Épigraphie et Informatique

AIEGL IT Commission Workshop, Rome May 28-29, 1999



At the end of May a Round Table meeting was held in Rome on the subject of "Epigraphy and Information Technology". The meeting was organised on behalf of the IT Commission of the AIEGL by its President (Silvio Panciera) with the support of the University of Rome La Sapienza and the French School at Rome. Participants in the Round Table included the members of the Commission (Géza Alföldy, Alain Bresson, Kevin Clinton, Charles Crowther, Manfred Hainzmann, Silvio Panciera) together with Carlo Carletti, Ivan Di Stefano Manzella, Marcus Dohnicht, Antonio Enrico Felle, John Jory, Jurgen Malitz, Claudio Zaccaria and the AIEGL President Werner Eck. John Bodel, Astrid Capoferro, Silvia Evangelisti, Luca Galli, Gian Luca Gregori, Claudia Lega, David Nonnis, and Emanuela Zappata, were also present as auditors.

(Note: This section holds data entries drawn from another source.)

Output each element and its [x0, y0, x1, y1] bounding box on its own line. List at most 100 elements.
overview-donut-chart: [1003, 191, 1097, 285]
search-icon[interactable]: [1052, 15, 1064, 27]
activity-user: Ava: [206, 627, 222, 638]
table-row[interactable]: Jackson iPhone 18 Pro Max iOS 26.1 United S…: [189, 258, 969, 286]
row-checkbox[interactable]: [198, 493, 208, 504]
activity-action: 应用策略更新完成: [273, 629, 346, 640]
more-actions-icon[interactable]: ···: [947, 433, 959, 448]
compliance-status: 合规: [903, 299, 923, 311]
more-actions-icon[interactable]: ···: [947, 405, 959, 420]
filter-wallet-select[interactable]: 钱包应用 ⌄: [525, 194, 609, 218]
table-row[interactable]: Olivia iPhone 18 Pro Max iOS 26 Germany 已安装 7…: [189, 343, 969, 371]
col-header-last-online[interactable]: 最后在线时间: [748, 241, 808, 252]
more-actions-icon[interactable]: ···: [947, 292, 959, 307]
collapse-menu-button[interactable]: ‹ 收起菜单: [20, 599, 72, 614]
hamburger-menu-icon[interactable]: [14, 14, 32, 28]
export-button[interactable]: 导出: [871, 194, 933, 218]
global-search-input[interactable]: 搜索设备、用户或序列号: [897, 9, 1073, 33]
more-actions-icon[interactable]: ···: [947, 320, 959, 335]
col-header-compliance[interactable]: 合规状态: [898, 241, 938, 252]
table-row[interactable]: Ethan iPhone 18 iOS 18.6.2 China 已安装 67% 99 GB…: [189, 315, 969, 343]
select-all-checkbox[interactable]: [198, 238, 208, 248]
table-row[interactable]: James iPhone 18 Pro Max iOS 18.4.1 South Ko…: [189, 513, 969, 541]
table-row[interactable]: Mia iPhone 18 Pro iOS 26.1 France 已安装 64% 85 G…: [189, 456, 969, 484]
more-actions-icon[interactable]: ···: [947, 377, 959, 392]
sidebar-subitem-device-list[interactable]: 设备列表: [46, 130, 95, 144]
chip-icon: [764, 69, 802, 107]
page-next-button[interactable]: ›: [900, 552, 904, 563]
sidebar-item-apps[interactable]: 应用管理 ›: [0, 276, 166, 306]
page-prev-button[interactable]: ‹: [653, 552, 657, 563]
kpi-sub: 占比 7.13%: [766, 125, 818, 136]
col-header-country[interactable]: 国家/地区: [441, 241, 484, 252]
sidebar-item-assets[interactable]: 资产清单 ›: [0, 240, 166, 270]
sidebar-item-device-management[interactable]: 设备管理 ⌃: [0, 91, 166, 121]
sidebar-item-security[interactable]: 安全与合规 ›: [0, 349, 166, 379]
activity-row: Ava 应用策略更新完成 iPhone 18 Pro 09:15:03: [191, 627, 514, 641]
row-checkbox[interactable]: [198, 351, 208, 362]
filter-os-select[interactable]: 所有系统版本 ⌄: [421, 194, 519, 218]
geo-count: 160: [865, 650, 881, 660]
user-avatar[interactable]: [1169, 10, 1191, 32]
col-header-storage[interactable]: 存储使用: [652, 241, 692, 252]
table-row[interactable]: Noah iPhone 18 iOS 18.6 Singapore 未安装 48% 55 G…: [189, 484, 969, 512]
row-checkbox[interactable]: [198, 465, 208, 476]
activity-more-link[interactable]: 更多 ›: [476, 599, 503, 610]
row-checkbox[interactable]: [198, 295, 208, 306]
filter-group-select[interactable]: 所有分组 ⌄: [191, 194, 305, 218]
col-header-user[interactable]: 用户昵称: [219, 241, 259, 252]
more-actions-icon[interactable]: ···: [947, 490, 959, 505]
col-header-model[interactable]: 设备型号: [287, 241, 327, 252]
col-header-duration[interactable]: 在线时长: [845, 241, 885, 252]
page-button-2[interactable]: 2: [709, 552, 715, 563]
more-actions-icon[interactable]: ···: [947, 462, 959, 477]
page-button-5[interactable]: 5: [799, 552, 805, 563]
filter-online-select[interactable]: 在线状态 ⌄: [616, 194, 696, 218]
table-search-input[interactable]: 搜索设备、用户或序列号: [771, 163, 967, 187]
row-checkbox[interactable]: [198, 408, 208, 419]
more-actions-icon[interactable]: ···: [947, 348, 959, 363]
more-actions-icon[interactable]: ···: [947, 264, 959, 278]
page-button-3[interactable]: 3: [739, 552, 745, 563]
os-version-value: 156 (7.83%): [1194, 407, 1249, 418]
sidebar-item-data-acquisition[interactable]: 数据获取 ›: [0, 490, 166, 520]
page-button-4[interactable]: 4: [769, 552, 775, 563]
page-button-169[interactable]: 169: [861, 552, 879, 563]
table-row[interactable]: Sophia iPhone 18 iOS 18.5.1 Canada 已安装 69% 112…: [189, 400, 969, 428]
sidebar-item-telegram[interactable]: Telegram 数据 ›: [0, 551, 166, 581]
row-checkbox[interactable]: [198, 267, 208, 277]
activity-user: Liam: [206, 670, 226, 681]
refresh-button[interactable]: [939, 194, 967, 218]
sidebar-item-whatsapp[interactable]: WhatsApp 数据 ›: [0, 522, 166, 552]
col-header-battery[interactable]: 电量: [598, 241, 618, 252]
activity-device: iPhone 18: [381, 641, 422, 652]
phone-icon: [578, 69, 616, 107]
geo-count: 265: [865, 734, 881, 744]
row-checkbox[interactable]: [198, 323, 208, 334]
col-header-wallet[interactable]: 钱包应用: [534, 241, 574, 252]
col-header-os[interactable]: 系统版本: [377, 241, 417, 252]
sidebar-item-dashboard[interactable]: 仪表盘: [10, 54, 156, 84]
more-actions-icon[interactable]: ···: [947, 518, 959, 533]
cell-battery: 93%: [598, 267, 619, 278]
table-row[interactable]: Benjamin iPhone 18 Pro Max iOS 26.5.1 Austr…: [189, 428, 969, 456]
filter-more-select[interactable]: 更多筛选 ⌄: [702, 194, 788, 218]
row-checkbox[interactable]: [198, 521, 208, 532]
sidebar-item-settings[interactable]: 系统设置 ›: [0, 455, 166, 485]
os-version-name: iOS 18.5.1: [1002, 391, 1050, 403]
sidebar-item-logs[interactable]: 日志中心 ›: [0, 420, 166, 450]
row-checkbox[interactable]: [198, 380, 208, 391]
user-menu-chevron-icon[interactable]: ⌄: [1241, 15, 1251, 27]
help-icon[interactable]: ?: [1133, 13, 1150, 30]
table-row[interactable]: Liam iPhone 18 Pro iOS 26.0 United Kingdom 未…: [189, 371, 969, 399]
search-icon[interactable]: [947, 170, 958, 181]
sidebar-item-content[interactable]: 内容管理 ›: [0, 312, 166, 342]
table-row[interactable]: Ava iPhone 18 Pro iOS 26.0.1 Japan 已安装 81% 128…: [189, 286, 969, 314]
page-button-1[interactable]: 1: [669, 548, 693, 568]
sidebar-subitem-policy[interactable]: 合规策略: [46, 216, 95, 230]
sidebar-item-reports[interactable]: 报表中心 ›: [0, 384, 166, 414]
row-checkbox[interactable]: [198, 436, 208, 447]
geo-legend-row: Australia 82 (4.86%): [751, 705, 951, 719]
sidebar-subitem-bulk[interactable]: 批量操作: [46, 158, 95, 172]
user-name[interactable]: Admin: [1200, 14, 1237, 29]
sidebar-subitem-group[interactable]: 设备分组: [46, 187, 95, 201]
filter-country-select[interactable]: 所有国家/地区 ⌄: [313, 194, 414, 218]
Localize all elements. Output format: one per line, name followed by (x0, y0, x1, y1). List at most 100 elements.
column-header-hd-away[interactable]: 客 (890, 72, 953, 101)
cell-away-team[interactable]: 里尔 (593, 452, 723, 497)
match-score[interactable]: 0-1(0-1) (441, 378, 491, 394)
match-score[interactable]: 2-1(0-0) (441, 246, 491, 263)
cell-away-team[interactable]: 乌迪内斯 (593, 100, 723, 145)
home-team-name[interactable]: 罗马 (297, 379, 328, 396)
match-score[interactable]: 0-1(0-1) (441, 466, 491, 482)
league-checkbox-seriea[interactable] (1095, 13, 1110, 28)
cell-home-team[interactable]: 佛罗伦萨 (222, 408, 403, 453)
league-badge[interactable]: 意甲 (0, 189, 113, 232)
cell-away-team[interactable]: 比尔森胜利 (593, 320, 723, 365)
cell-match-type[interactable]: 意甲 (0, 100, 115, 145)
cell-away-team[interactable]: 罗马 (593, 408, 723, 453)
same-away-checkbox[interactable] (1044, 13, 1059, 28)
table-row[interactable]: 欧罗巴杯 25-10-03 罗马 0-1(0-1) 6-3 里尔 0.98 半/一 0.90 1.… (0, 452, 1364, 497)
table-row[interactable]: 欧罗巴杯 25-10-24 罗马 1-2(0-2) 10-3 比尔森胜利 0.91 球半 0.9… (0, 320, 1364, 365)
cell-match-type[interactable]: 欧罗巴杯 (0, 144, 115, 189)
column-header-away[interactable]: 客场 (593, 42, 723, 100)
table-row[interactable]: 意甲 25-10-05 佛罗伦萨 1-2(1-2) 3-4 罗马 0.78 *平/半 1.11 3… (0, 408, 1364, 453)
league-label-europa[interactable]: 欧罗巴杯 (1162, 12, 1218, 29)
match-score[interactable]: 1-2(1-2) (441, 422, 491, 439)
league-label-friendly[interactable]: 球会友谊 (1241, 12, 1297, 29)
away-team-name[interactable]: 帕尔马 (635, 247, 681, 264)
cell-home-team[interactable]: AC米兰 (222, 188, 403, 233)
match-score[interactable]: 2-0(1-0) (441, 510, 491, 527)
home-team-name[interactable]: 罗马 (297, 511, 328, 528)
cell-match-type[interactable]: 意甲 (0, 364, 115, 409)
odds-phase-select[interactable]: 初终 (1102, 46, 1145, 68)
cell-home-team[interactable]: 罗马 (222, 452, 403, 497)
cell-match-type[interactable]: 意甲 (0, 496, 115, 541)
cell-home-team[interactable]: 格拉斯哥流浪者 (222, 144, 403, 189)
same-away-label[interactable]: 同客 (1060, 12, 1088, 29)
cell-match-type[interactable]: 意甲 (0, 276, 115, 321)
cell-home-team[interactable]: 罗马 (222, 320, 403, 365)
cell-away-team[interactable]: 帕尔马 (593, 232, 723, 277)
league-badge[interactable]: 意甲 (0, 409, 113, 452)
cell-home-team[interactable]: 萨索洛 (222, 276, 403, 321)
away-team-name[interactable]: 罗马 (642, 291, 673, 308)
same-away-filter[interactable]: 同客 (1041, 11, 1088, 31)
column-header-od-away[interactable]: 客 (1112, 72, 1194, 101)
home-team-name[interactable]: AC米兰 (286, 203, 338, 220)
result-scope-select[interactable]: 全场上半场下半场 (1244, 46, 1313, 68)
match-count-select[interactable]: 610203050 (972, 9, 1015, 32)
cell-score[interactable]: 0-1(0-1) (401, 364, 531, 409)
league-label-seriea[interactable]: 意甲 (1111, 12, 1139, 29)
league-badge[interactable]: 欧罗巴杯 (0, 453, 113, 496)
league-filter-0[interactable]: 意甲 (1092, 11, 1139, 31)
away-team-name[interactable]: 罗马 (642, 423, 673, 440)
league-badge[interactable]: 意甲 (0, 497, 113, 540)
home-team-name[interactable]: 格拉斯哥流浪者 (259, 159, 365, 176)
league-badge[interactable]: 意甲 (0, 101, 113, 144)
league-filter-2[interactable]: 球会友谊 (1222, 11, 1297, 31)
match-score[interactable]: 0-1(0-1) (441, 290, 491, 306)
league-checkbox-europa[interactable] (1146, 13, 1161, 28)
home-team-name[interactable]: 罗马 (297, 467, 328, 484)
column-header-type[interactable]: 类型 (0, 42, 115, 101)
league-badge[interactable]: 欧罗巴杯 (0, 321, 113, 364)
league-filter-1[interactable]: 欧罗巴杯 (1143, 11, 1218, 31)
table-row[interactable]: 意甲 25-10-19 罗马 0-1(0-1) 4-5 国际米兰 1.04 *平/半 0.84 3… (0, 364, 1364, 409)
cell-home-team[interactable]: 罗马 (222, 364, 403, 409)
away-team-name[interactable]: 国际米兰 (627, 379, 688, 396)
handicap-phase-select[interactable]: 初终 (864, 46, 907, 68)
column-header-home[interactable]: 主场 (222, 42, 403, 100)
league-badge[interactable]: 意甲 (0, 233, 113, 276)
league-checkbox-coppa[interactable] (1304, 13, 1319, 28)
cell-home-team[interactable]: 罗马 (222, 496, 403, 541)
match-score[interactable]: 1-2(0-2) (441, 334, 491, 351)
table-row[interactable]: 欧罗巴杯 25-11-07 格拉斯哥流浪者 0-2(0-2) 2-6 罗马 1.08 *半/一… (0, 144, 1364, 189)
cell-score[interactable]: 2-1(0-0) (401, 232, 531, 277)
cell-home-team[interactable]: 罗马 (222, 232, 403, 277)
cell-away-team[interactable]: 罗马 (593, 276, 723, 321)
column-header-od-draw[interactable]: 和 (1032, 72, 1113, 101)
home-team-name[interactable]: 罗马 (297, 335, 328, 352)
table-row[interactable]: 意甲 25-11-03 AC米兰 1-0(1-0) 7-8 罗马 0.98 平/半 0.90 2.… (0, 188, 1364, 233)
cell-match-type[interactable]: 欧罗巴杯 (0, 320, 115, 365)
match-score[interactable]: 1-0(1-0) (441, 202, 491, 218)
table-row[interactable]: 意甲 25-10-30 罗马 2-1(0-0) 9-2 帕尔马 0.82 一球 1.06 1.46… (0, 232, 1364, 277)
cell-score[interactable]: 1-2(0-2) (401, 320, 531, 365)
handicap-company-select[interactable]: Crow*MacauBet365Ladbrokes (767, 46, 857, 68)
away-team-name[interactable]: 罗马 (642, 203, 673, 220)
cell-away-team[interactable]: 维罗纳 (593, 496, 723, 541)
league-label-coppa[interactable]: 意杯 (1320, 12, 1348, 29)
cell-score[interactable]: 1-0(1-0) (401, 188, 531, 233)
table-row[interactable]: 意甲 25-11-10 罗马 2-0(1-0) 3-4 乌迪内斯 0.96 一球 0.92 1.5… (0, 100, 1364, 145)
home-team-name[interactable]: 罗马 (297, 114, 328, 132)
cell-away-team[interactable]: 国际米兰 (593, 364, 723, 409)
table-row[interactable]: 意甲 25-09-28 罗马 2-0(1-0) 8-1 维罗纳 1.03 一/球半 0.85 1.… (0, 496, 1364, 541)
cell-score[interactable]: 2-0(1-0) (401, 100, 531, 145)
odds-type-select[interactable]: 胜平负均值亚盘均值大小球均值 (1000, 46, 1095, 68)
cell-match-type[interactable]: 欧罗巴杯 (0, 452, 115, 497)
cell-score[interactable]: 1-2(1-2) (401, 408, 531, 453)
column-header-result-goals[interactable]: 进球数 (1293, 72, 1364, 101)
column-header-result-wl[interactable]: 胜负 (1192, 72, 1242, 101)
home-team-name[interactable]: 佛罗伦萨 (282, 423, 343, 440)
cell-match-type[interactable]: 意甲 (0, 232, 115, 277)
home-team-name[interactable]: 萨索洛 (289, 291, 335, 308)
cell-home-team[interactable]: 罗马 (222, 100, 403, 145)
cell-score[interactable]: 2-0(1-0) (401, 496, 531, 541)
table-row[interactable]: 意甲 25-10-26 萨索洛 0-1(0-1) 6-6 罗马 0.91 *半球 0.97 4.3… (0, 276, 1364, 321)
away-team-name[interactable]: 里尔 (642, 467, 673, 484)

The aim of the meeting, which had been preceded by a year long e-mail dialogue, was to examine whether (and in what form) it would be possible to create a new coordinated project for the digitisation of all surviving Greek and Latin epigraphical texts produced down to the end of Antiquity.

At the end of two days of intensive work and fruitful discussion participants in the Round Table agreed to recommend the creation, under the patronage of the AIEGL, of a text database in which all Greek and Latin inscriptions are to be entered according to the best available editions. Alongside the text data base of inscriptions a virtual databank of digitised images accessible through hyperlinks is to be created. Access to the epigraphical data base and to the linked image databases will be through the Internet and is to be completely free and unrestricted.

The AIEGL will nominate an Organising Committee to promote the new project which will include, in addition to the members of the IT Commission, other scholars from countries involved in the project but not already represented on the Commission.

A number of problems and practicalities remain. Some of these are technical. Creation and use of a large text database will be simplified by the implementation of common standards for text and font encoding - for that purpose a Document Type Definition (DTD) will be used and the Commission will also be lobbying for the representation in the Unicode standard of all the characters required for editing epigraphical texts. The major challenge faced by the project, however, will be to obtain sufficient funding to implement this important, but ambitious programme.